Don't be fooled. Inside this thin coating of sweetness is a fiery core of total insanity.

Monday, November 14, 2011

Free Tomato Seeds

Most years I save my tomato seeds for the tomatoes that I liked best, to grow next year. I did that again this year, and I have so many that I want to share them with my readers. Some I have more of than others. Each packet will have about 15 seeds in it, and they are meant for home veggie gardeners only. In my experience, most home gardeners don't need more than 15 seeds. I did a germination test, and the germination rate was really good. I took pictures of the tiny little sprouts in their wet paper towels, and I'll include them at the end of the post.

Here are the varieties I have seeds for:

Gogoshari Striped -- Indeterminate 80 days to maturity (90% germination rate)

This knobbly fruit has few seeds and little juice, and open, empty spaces inside (kind of like my head when I haven't had a good night's sleep).

Tigerella -- Indeterminate 76 days to maturity (100% germination rate)

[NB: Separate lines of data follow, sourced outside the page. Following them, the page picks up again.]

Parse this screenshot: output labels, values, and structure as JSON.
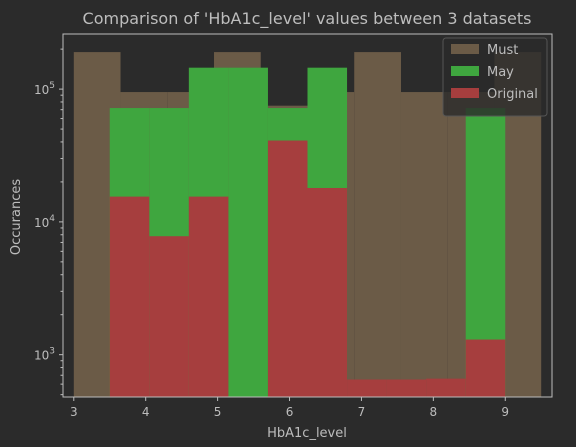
{
  "chart_data": {
    "type": "bar",
    "title": "Comparison of 'HbA1c_level' values between 3 datasets",
    "xlabel": "HbA1c_level",
    "ylabel": "Occurances",
    "xlim": [
      2.85,
      9.65
    ],
    "ylim": [
      480,
      260000
    ],
    "yscale": "log",
    "x_ticks": [
      "3",
      "4",
      "5",
      "6",
      "7",
      "8",
      "9"
    ],
    "x_tick_values": [
      3,
      4,
      5,
      6,
      7,
      8,
      9
    ],
    "y_ticks": [
      {
        "value": 1000,
        "base": "10",
        "exp": "3"
      },
      {
        "value": 10000,
        "base": "10",
        "exp": "4"
      },
      {
        "value": 100000,
        "base": "10",
        "exp": "5"
      }
    ],
    "legend_position": "upper-right",
    "series": [
      {
        "name": "Must",
        "color": "#6b5b47",
        "bins": [
          {
            "x0": 3.0,
            "x1": 3.65,
            "value": 190000
          },
          {
            "x0": 3.65,
            "x1": 4.3,
            "value": 95000
          },
          {
            "x0": 4.3,
            "x1": 4.95,
            "value": 95000
          },
          {
            "x0": 4.95,
            "x1": 5.6,
            "value": 190000
          },
          {
            "x0": 5.6,
            "x1": 6.25,
            "value": 75000
          },
          {
            "x0": 6.25,
            "x1": 6.9,
            "value": 95000
          },
          {
            "x0": 6.9,
            "x1": 7.55,
            "value": 190000
          },
          {
            "x0": 7.55,
            "x1": 8.2,
            "value": 95000
          },
          {
            "x0": 8.2,
            "x1": 8.85,
            "value": 95000
          },
          {
            "x0": 8.85,
            "x1": 9.5,
            "value": 190000
          }
        ]
      },
      {
        "name": "May",
        "color": "#3fa63f",
        "bins": [
          {
            "x0": 3.5,
            "x1": 4.05,
            "value": 72000
          },
          {
            "x0": 4.05,
            "x1": 4.6,
            "value": 72000
          },
          {
            "x0": 4.6,
            "x1": 5.15,
            "value": 145000
          },
          {
            "x0": 5.15,
            "x1": 5.7,
            "value": 145000
          },
          {
            "x0": 5.7,
            "x1": 6.25,
            "value": 72000
          },
          {
            "x0": 6.25,
            "x1": 6.8,
            "value": 145000
          },
          {
            "x0": 8.45,
            "x1": 9.0,
            "value": 72000
          }
        ]
      },
      {
        "name": "Original",
        "color": "#a63e3e",
        "bins": [
          {
            "x0": 3.5,
            "x1": 4.05,
            "value": 15500
          },
          {
            "x0": 4.05,
            "x1": 4.6,
            "value": 7800
          },
          {
            "x0": 4.6,
            "x1": 5.15,
            "value": 15500
          },
          {
            "x0": 5.15,
            "x1": 5.7,
            "value": 0
          },
          {
            "x0": 5.7,
            "x1": 6.25,
            "value": 41000
          },
          {
            "x0": 6.25,
            "x1": 6.8,
            "value": 18000
          },
          {
            "x0": 6.8,
            "x1": 7.35,
            "value": 650
          },
          {
            "x0": 7.35,
            "x1": 7.9,
            "value": 650
          },
          {
            "x0": 7.9,
            "x1": 8.45,
            "value": 660
          },
          {
            "x0": 8.45,
            "x1": 9.0,
            "value": 1300
          }
        ]
      }
    ],
    "colors": {
      "background": "#2b2b2b",
      "text": "#bdbdbd",
      "axis": "#bdbdbd",
      "legend_bg": "#2b2b2b",
      "legend_border": "#555555"
    }
  }
}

Tigerella, a very prolific variety for me

Black Krim -- Indeterminate 75 days to maturity (100% germination rate) -- these tomatoes do have a tendency to be cat-faced, so not all are as pretty as these.

Black Krim

Ukrainian Heart -- Indeterminate 85 days to maturity (100% germination rate)

Ukrainian Heart

Tigerella and Ukrainian Heart were my two favorite tomatoes for this growing season. I like Ukrainian Heart because the fruits are large, a good size for slicing and using on cheese and tomato sandwiches. I like Tigerella because it produced a lot of fruit, in big clusters rather like a cherry tomato, but the tomatoes themselves were bigger than cherry toms.

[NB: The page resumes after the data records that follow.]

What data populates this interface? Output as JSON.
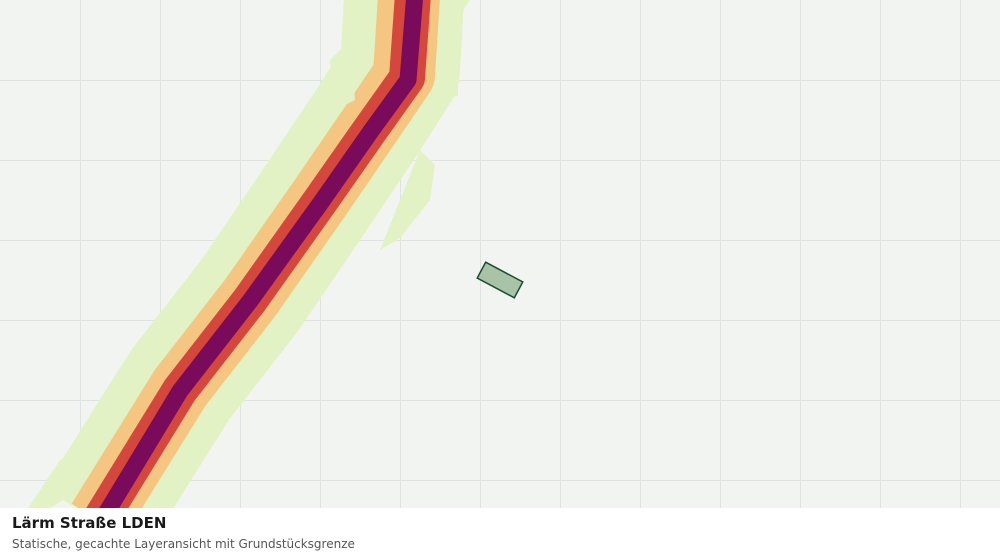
{
  "legend": {
    "title": "Lärm Straße LDEN",
    "subtitle": "Statische, gecachte Layeransicht mit Grundstücksgrenze"
  }
}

Send me an email (alison dot conliffe at gmail dot com, I think my profile on Blogger includes an email link too) with your address and I will send the seed packets out to you in the mail, at my postal expense. I don't know the rules for shipping internationally, even to Canada, so please, just U.S. residents. I don't want to get in trouble with the vegetable import/export authoritaries.

Here are my germination test pictures. To test germination I picked out ten good-looking, plump, healthy seeds and folded them up in a damp paper towel, then put the paper towel into a ziploc bag, zipped it closed, and set the bags on top of my fridge for about a week. At the end of the week, I opened them out and counted how many had sprouted. (When you're a math dunce like me, using ten seeds helps with figuring out the germination percentage.)

Only one failed to sprout

Ten sprouts -- Hurray!

It may be hard to see in the picture, but there are in fact ten sprouts here too.

And ten more!

Disclaimer: I don't know what kind of response I'll get, but keep in mind, when I run out, I run out. I'll try to let you know if I can't fulfill your request.